Sin embargo, afirmar que la comprensión del crimen se deduce del hecho de que alguien huya, apunta a dejar de lado la consideración de una psicosis, como nos parece que es el caso de J. A., “y así evitar que los inculpados hagan uso del régimen de inimputabilidad del código civil relativo a los actos producidos bajo estado de demencia”.7 A la pregunta de “¿por qué lo has hecho?”, centro alrededor del cual gira un interrogatorio en el orden legal, J. A. dice una cosa y la contraria, cuestión que en el discurso jurídico hace sospechoso a un sujeto de mentir.

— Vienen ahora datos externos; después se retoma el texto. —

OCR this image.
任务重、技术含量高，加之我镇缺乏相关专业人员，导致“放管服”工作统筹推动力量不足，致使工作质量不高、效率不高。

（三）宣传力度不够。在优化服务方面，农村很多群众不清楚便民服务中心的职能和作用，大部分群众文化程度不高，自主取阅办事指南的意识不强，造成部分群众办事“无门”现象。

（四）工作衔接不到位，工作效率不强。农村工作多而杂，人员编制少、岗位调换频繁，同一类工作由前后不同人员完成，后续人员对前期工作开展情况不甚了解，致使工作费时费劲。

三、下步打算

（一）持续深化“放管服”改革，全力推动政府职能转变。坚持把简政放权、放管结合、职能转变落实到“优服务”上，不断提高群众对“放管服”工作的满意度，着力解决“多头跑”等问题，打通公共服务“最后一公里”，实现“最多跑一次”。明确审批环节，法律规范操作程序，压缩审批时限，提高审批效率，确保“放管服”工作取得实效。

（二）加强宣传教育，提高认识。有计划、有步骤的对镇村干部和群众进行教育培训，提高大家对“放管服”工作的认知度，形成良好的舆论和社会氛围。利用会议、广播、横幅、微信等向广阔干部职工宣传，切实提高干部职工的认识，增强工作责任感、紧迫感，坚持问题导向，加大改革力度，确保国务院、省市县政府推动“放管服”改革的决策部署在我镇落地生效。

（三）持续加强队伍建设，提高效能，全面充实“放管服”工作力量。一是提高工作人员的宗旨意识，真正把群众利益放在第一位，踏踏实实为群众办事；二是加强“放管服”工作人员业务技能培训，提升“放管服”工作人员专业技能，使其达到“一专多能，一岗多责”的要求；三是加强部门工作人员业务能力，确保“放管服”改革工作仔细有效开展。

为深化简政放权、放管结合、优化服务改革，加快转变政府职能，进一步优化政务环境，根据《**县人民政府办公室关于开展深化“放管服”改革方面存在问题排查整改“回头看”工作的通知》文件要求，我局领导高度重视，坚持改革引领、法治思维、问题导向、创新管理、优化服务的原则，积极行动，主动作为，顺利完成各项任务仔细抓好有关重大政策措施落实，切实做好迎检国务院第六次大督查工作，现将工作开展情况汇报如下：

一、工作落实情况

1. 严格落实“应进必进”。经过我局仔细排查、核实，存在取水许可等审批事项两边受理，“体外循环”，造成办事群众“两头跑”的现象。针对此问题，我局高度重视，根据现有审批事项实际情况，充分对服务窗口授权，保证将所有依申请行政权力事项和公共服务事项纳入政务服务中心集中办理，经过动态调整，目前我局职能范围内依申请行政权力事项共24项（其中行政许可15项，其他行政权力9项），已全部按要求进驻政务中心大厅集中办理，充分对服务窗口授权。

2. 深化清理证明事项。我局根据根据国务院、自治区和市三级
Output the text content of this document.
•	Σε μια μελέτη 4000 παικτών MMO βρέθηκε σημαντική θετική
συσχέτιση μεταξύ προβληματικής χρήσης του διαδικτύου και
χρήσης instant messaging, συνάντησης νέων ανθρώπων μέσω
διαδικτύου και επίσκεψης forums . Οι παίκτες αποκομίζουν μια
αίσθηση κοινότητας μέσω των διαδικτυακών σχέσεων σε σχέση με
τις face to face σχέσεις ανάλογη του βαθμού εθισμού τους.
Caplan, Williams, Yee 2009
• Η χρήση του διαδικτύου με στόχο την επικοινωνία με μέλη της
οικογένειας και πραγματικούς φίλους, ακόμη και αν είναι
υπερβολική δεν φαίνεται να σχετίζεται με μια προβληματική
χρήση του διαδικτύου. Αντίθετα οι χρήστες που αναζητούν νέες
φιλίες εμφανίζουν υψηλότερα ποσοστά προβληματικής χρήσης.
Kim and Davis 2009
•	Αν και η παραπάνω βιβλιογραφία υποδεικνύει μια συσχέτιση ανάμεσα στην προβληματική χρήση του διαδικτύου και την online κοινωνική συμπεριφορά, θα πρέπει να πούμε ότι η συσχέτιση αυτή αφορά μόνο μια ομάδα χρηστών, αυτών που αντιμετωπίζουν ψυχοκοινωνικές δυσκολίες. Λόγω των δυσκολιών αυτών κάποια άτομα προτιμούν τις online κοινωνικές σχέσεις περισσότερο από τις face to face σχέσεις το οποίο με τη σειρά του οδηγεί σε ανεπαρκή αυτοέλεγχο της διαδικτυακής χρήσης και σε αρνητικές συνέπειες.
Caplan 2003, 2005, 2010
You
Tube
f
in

En cambio, del lado de la clínica psicoanalítica y del peritaje que de ahí podría desprenderse, la pregunta anotada, por muy normal que sea considerado aquel que se la formula a sí mismo o que le sea formulada, nunca puede ser respondida de manera total y de forma siempre coherente, pues cada vez se agregará a los móviles conscientes otros inconscientes que se desconocen, ya que el ser humano no es todo conciencia, ni en todos sus aspectos está gobernado por un yo de razón, como lo supone quien interroga.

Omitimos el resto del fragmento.